Contrairement à leurs paroles, les gestes posés par les conseillers catholiques laissent peu de doute sur leurvolonté d’exclure les protestants de la Ville et de ses institutions. L’édit d’Amboise permet certes l’évacuation apparente du religieux de la sphère politique, mais on assiste dans les faits à un refus net de tolérer la présence d’une autre confession, refus qui verra son apogée avec l’éclatement d’un nouveau conflit en 1567.
Dès l’époque des guerres de religion, la loi et les politiques de pacification ont ainsi pu être détournées de leurs objectifs pour servir des intérêts contraires.
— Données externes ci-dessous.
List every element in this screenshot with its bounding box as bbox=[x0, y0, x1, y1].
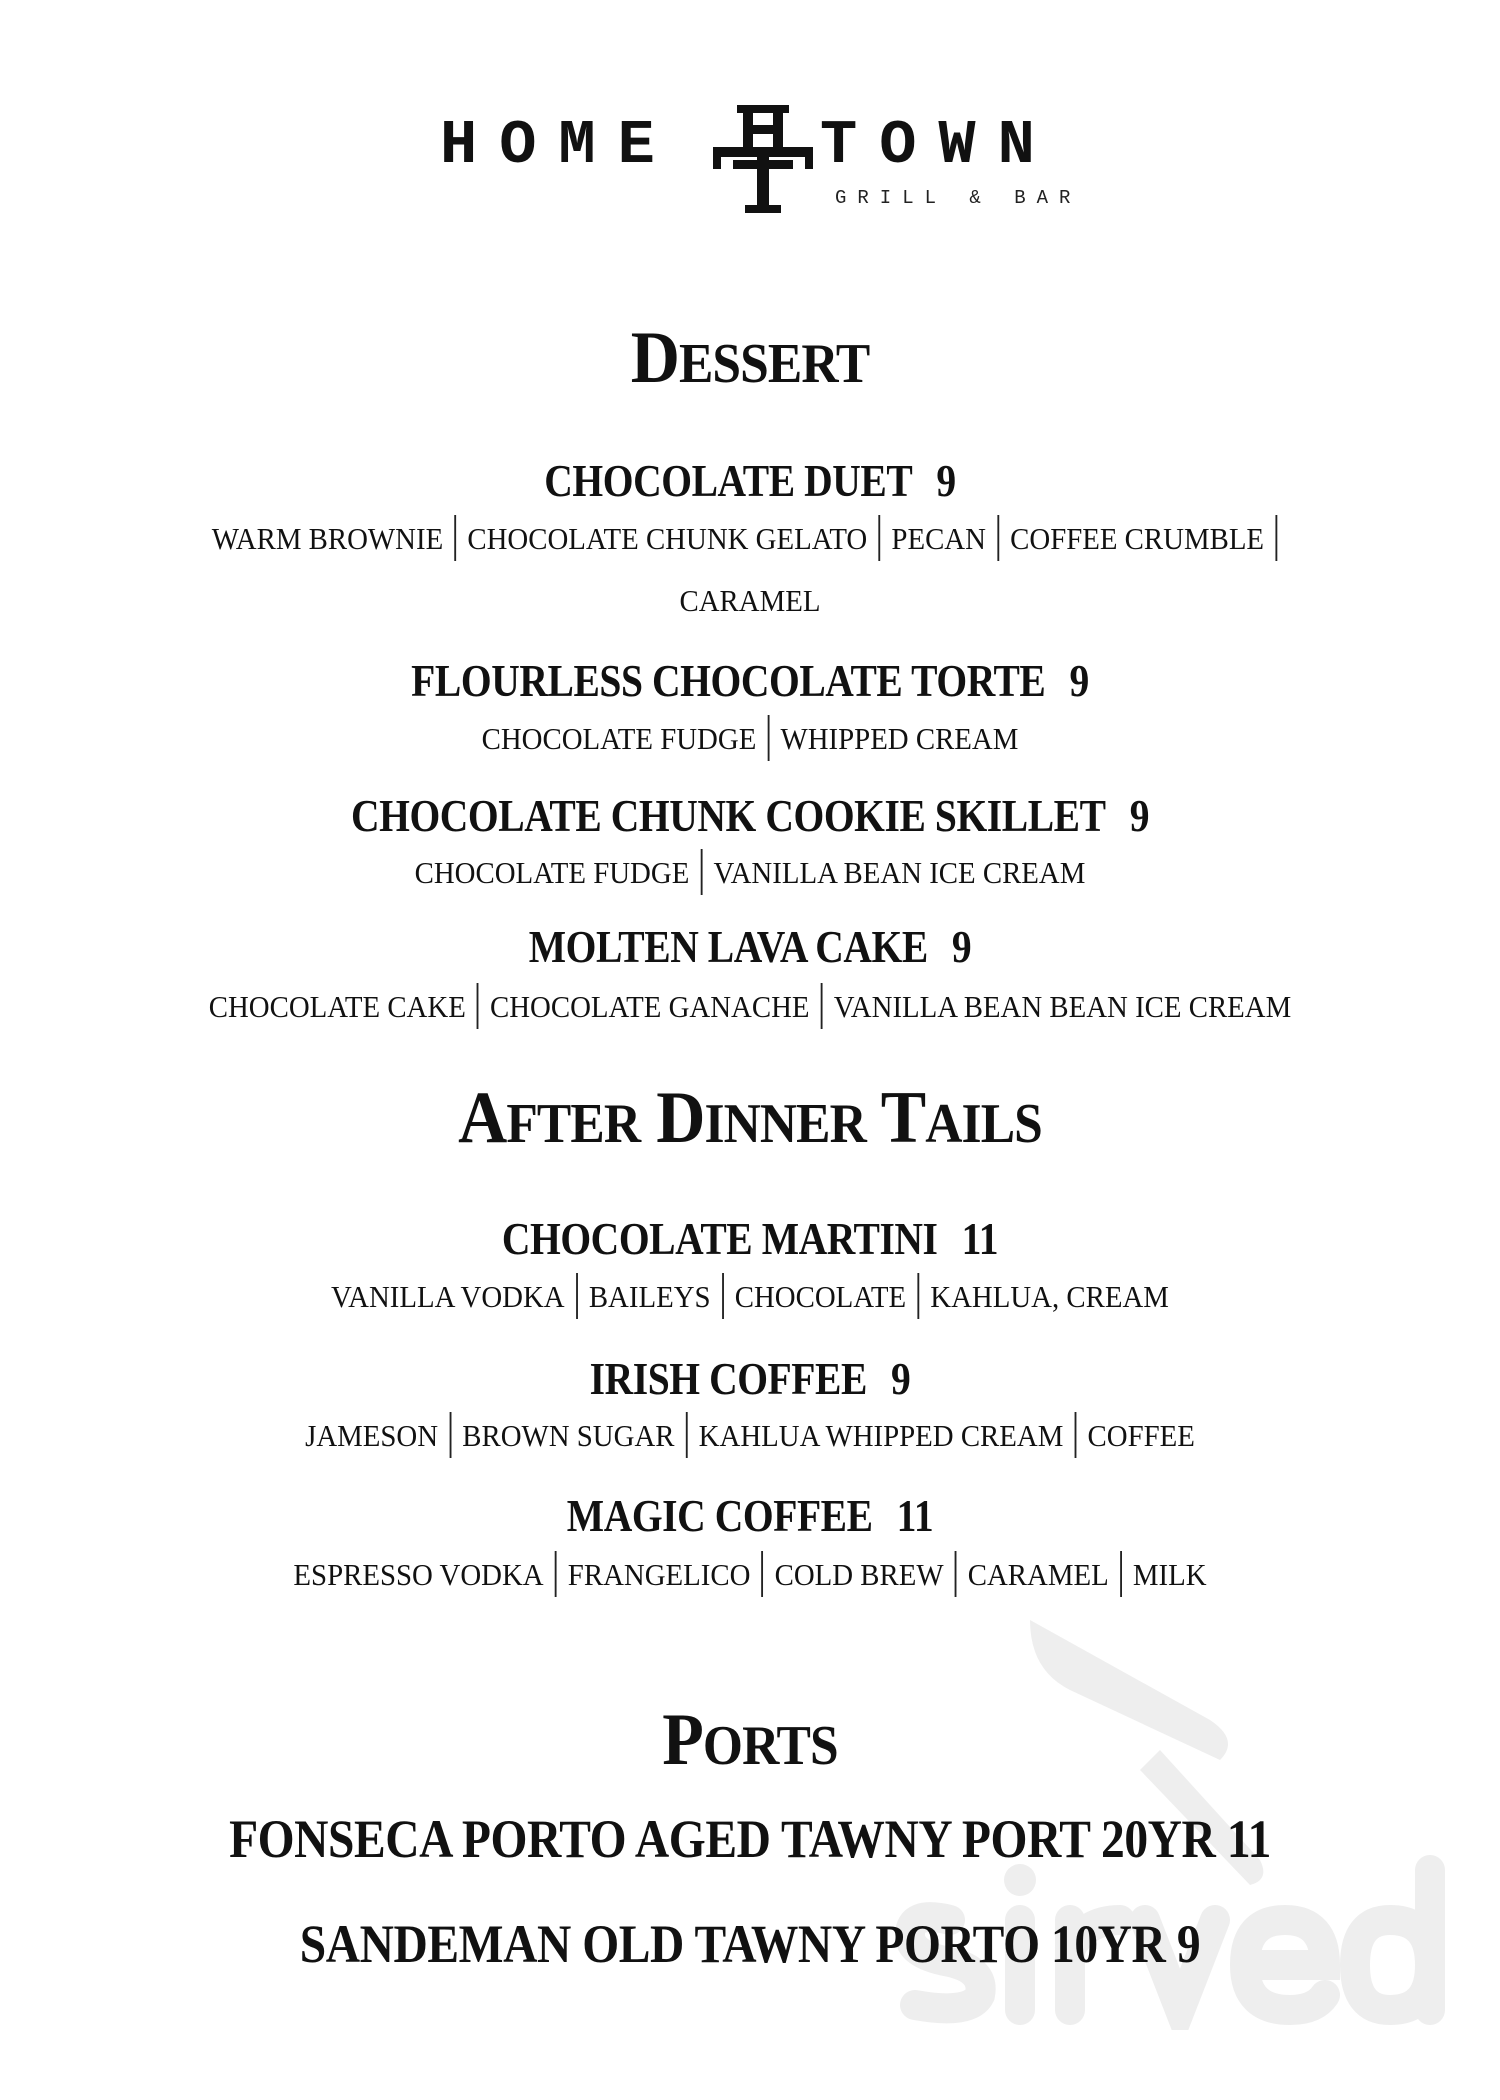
ingredient: CHOCOLATE bbox=[734, 1279, 907, 1314]
item-price: 9 bbox=[1129, 790, 1150, 841]
menu-item-description bbox=[53, 1266, 1448, 1328]
separator bbox=[576, 1273, 578, 1319]
separator bbox=[700, 849, 702, 895]
item-name: IRISH COFFEE bbox=[589, 1353, 867, 1404]
ingredient: CHOCOLATE FUDGE bbox=[414, 855, 690, 890]
ingredient: JAMESON bbox=[305, 1418, 439, 1453]
ht-monogram-icon bbox=[713, 105, 813, 215]
menu-item-description-continued bbox=[53, 570, 1448, 632]
title-initial: T bbox=[880, 1077, 926, 1159]
separator bbox=[1075, 1412, 1077, 1458]
menu-item-description bbox=[53, 842, 1448, 904]
item-name: CHOCOLATE DUET bbox=[544, 455, 913, 506]
ingredient: CHOCOLATE CHUNK GELATO bbox=[467, 521, 868, 556]
item-name: MOLTEN LAVA CAKE bbox=[528, 921, 928, 972]
item-price: 9 bbox=[891, 1353, 911, 1404]
section-title-dessert bbox=[60, 318, 1440, 399]
item-price: 11 bbox=[896, 1490, 934, 1541]
ingredient: PECAN bbox=[891, 521, 986, 556]
ingredient: COFFEE CRUMBLE bbox=[1010, 521, 1265, 556]
section-title-after-dinner-tails bbox=[60, 1078, 1440, 1159]
separator bbox=[821, 983, 823, 1029]
ingredient: CARAMEL bbox=[967, 1557, 1109, 1592]
title-initial: D bbox=[630, 317, 679, 399]
menu-item-name bbox=[105, 791, 1395, 842]
item-price: 9 bbox=[1176, 1914, 1201, 1974]
menu-item-name bbox=[105, 1354, 1395, 1405]
separator bbox=[917, 1273, 919, 1319]
separator bbox=[767, 715, 769, 761]
separator bbox=[722, 1273, 724, 1319]
ingredient: BROWN SUGAR bbox=[462, 1418, 675, 1453]
title-rest: AILS bbox=[925, 1093, 1042, 1155]
separator bbox=[686, 1412, 688, 1458]
item-price: 9 bbox=[936, 455, 956, 506]
separator bbox=[449, 1412, 451, 1458]
ingredient: BAILEYS bbox=[588, 1279, 711, 1314]
ingredient: CHOCOLATE FUDGE bbox=[481, 721, 757, 756]
ingredient: CHOCOLATE GANACHE bbox=[489, 989, 810, 1024]
port-item bbox=[90, 1810, 1410, 1869]
menu-item-name bbox=[105, 922, 1395, 973]
separator bbox=[555, 1551, 557, 1597]
ingredient: FRANGELICO bbox=[567, 1557, 751, 1592]
logo-home-text: HOME bbox=[440, 110, 677, 181]
item-name: CHOCOLATE MARTINI bbox=[501, 1213, 938, 1264]
ingredient: COFFEE bbox=[1087, 1418, 1195, 1453]
menu-item-description bbox=[53, 508, 1448, 570]
menu-item-name bbox=[105, 456, 1395, 507]
ingredient: MILK bbox=[1132, 1557, 1207, 1592]
title-initial: A bbox=[458, 1077, 507, 1159]
ingredient: KAHLUA WHIPPED CREAM bbox=[698, 1418, 1064, 1453]
item-price: 11 bbox=[1226, 1809, 1271, 1869]
item-price: 9 bbox=[1069, 655, 1089, 706]
logo-tagline: GRILL & BAR bbox=[835, 187, 1082, 209]
ingredient: VANILLA VODKA bbox=[331, 1279, 565, 1314]
ingredient: COLD BREW bbox=[774, 1557, 944, 1592]
menu-item-description bbox=[53, 708, 1448, 770]
item-name: MAGIC COFFEE bbox=[566, 1490, 873, 1541]
ingredient: ESPRESSO VODKA bbox=[293, 1557, 544, 1592]
ingredient: WHIPPED CREAM bbox=[780, 721, 1019, 756]
item-name: FLOURLESS CHOCOLATE TORTE bbox=[411, 655, 1046, 706]
menu-item-name bbox=[105, 1491, 1395, 1542]
port-item bbox=[90, 1915, 1410, 1974]
menu-item-name bbox=[105, 1214, 1395, 1265]
title-initial: D bbox=[656, 1077, 705, 1159]
item-name: SANDEMAN OLD TAWNY PORTO 10YR bbox=[299, 1914, 1166, 1974]
title-rest: FTER bbox=[506, 1093, 641, 1155]
ingredient: VANILLA BEAN ICE CREAM bbox=[713, 855, 1086, 890]
separator bbox=[762, 1551, 764, 1597]
ingredient: WARM BROWNIE bbox=[211, 521, 444, 556]
title-rest: ESSERT bbox=[678, 333, 870, 395]
item-price: 9 bbox=[951, 921, 972, 972]
section-title-ports bbox=[60, 1700, 1440, 1781]
separator bbox=[997, 515, 999, 561]
ingredient: CARAMEL bbox=[679, 583, 821, 618]
separator bbox=[477, 983, 479, 1029]
menu-item-name bbox=[105, 656, 1395, 707]
title-rest: INNER bbox=[704, 1093, 866, 1155]
ingredient: CHOCOLATE CAKE bbox=[208, 989, 466, 1024]
separator bbox=[878, 515, 880, 561]
ingredient: VANILLA BEAN BEAN ICE CREAM bbox=[833, 989, 1292, 1024]
menu-item-description bbox=[53, 976, 1448, 1038]
title-rest: ORTS bbox=[702, 1715, 838, 1777]
ingredient: KAHLUA, CREAM bbox=[930, 1279, 1169, 1314]
separator bbox=[454, 515, 456, 561]
menu-item-description bbox=[53, 1405, 1448, 1467]
logo-town-text: TOWN bbox=[820, 110, 1057, 181]
item-name: FONSECA PORTO AGED TAWNY PORT 20YR bbox=[229, 1809, 1216, 1869]
item-name: CHOCOLATE CHUNK COOKIE SKILLET bbox=[350, 790, 1106, 841]
title-initial: P bbox=[662, 1699, 703, 1781]
separator bbox=[1275, 515, 1277, 561]
item-price: 11 bbox=[961, 1213, 999, 1264]
restaurant-logo bbox=[430, 105, 1110, 215]
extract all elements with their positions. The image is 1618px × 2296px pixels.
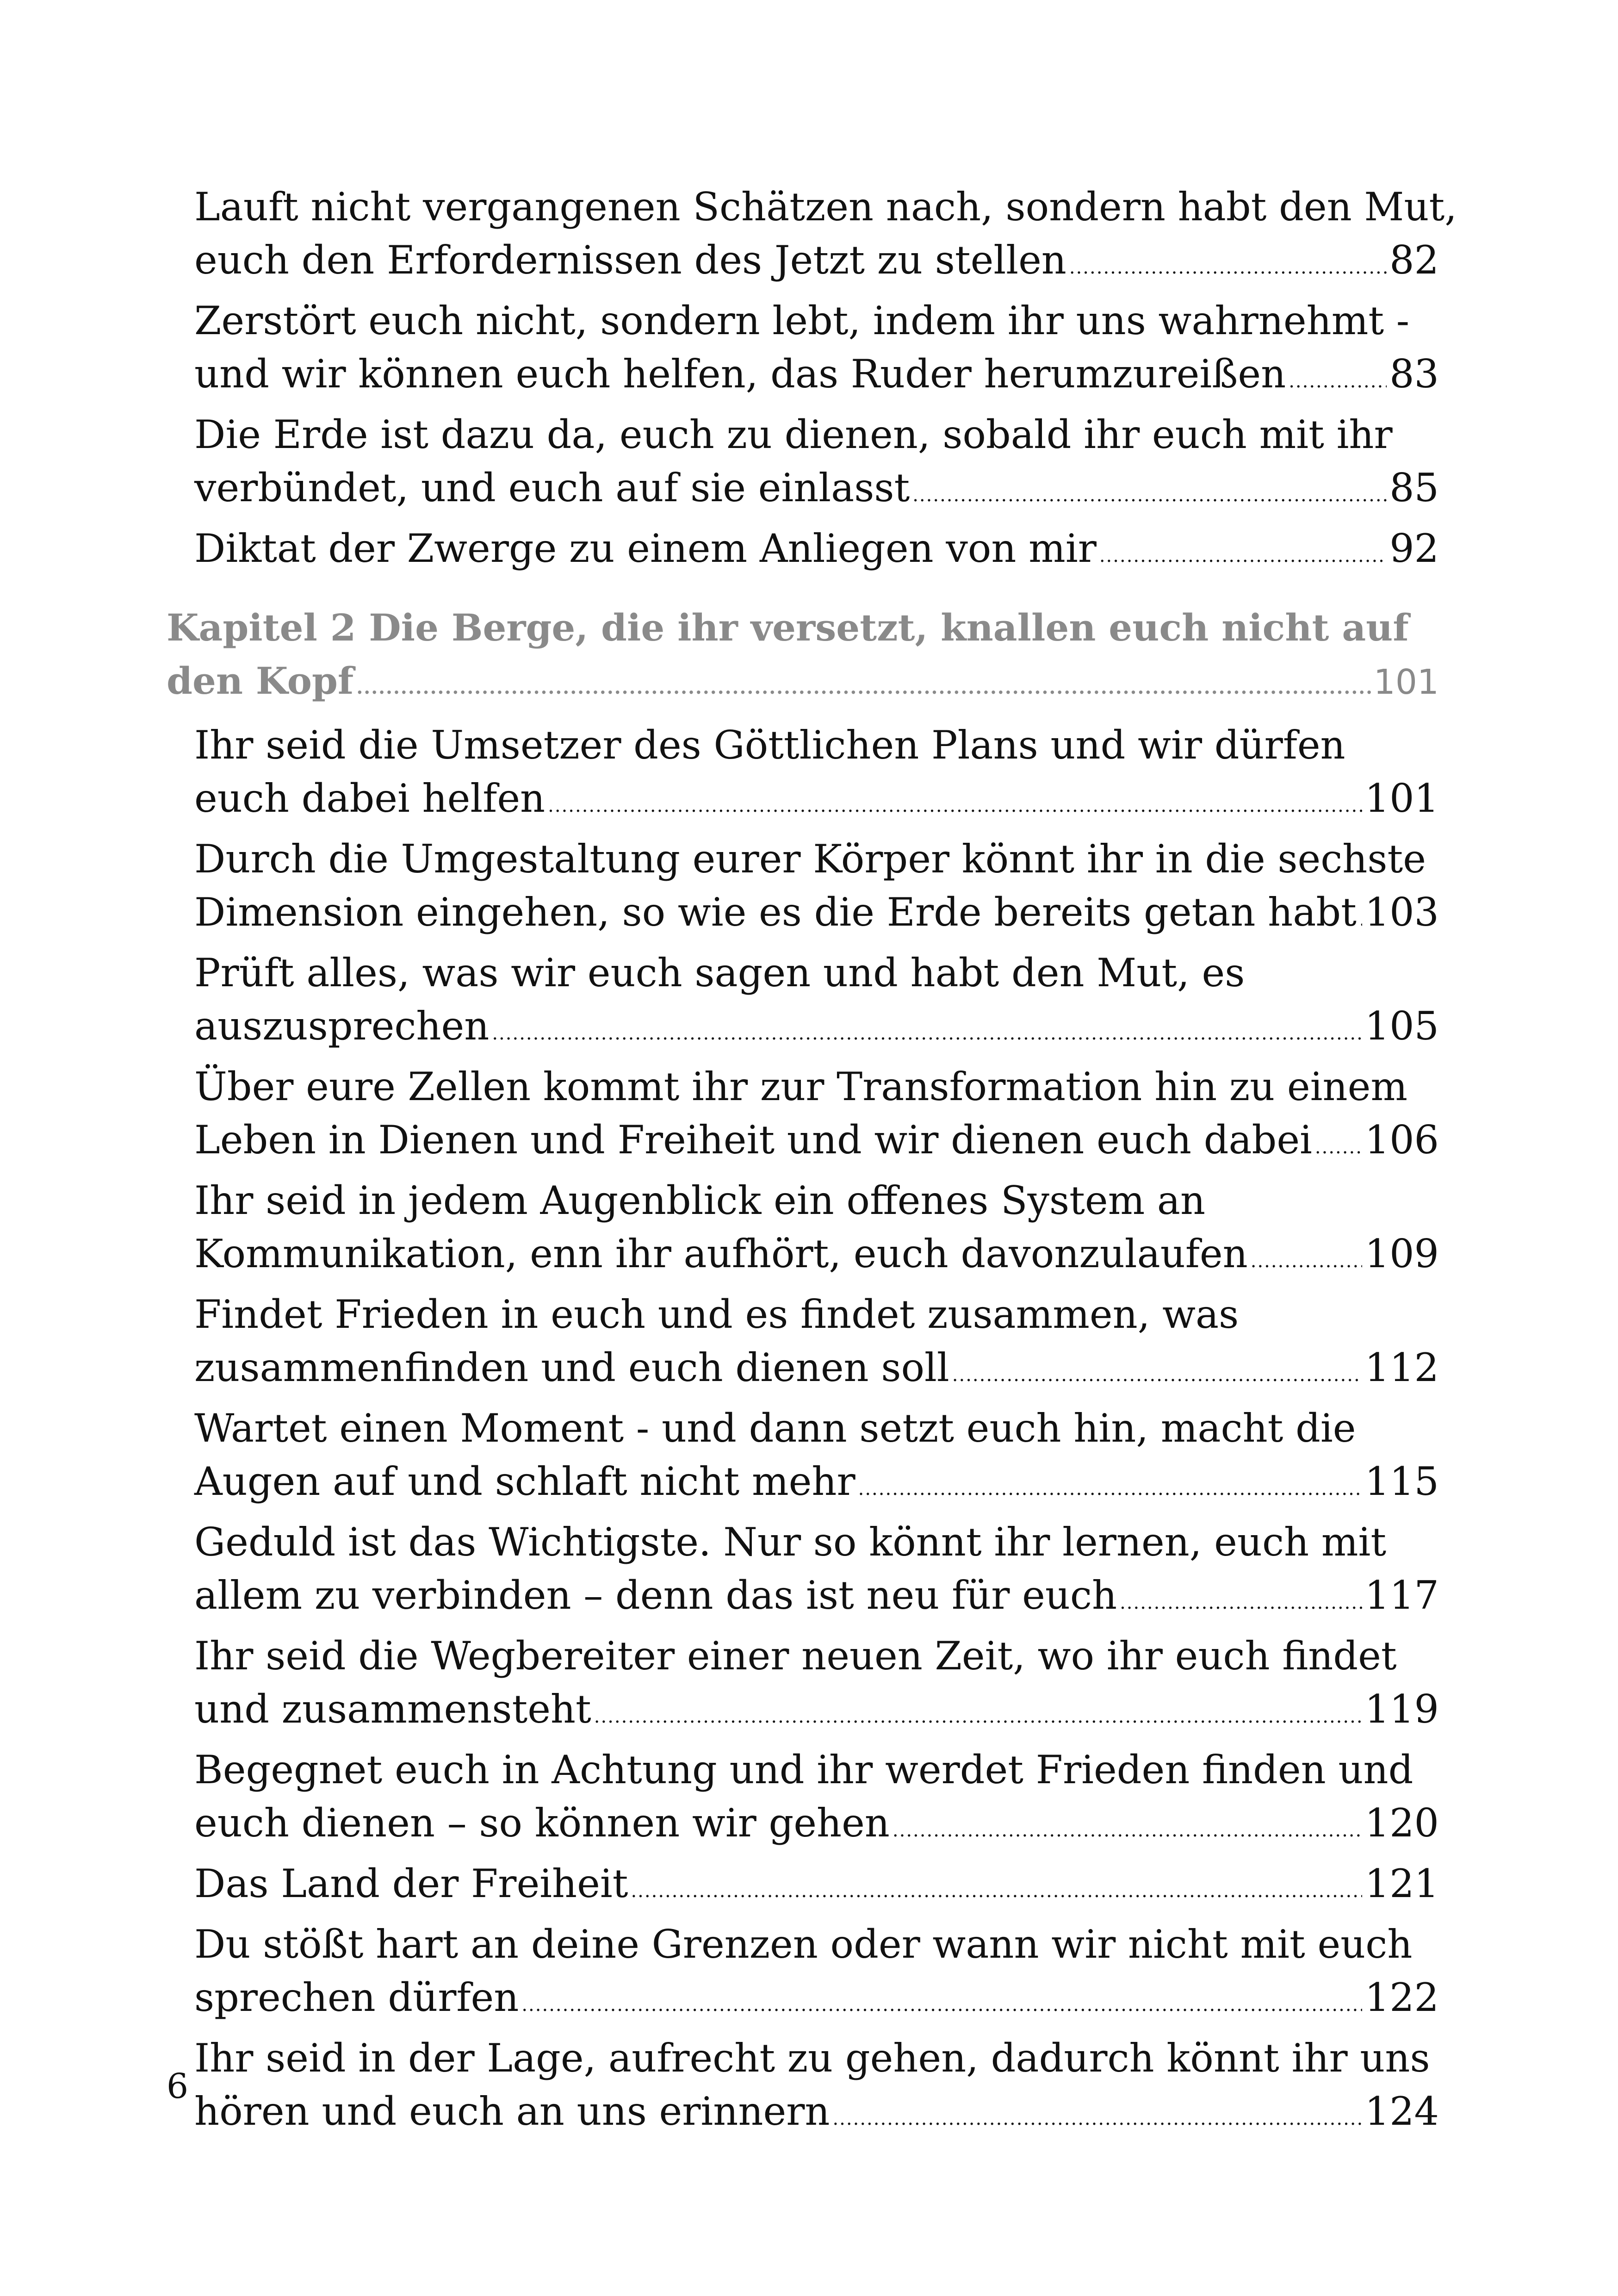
toc-page-number: 121 bbox=[1364, 1861, 1439, 1906]
toc-entry bbox=[167, 522, 1439, 583]
toc-entry-line bbox=[194, 1402, 1439, 1455]
dot-leader bbox=[492, 1007, 1362, 1060]
toc-entry-line bbox=[194, 461, 1439, 522]
toc-entry-title-text: Lauft nicht vergangenen Schätzen nach, sondern habt den Mut, bbox=[194, 184, 1457, 230]
toc-entry-title-text: Begegnet euch in Achtung und ihr werdet Frieden finden und bbox=[194, 1747, 1413, 1792]
toc-entry-line bbox=[194, 1743, 1439, 1797]
dot-leader bbox=[1289, 355, 1387, 408]
toc-page-number: 109 bbox=[1364, 1231, 1439, 1276]
toc-entry-title-text: Prüft alles, was wir euch sagen und habt den Mut, es bbox=[194, 950, 1245, 996]
dot-leader bbox=[594, 1690, 1362, 1743]
dot-leader bbox=[832, 2092, 1362, 2146]
table-of-contents bbox=[167, 180, 1457, 2146]
toc-entry-line bbox=[194, 833, 1439, 886]
toc-entry-line bbox=[194, 1000, 1439, 1060]
toc-entry-line bbox=[194, 348, 1439, 408]
toc-page-number: 106 bbox=[1364, 1117, 1439, 1163]
toc-entry-line bbox=[194, 1060, 1439, 1114]
toc-entry-line bbox=[194, 1857, 1439, 1918]
toc-entry-line bbox=[194, 234, 1439, 294]
toc-entry-title-text: Dimension eingehen, so wie es die Erde bereits getan habt bbox=[194, 890, 1357, 935]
En dépit de la volonté royale d’apaisement, ceux qui s’opposaient à la reconnaissance d’une minorité religieuse n’hésitèrent pas à exploiter au maximum la marge de manoeuvre dont ils disposaient pour limiter la portée et l’efficacité de l’édit d’Amboise.
À celles et ceux qui croient que l’adoption de la loi sur la laïcité permettra de régler une fois pour toutes la question des accommodements religieux et du vivre-ensemble, l’exemple lyonnais témoigne donc des limites inhérentes à un texte législatif. Ce dernier fournit certes un cadre indispensable, mais le succès de son implantation dépendra surtout du jugement des personnes chargées de son application et des recours offerts à celles et ceux qui pourraient faire les frais d’une lecture détournée de la loi.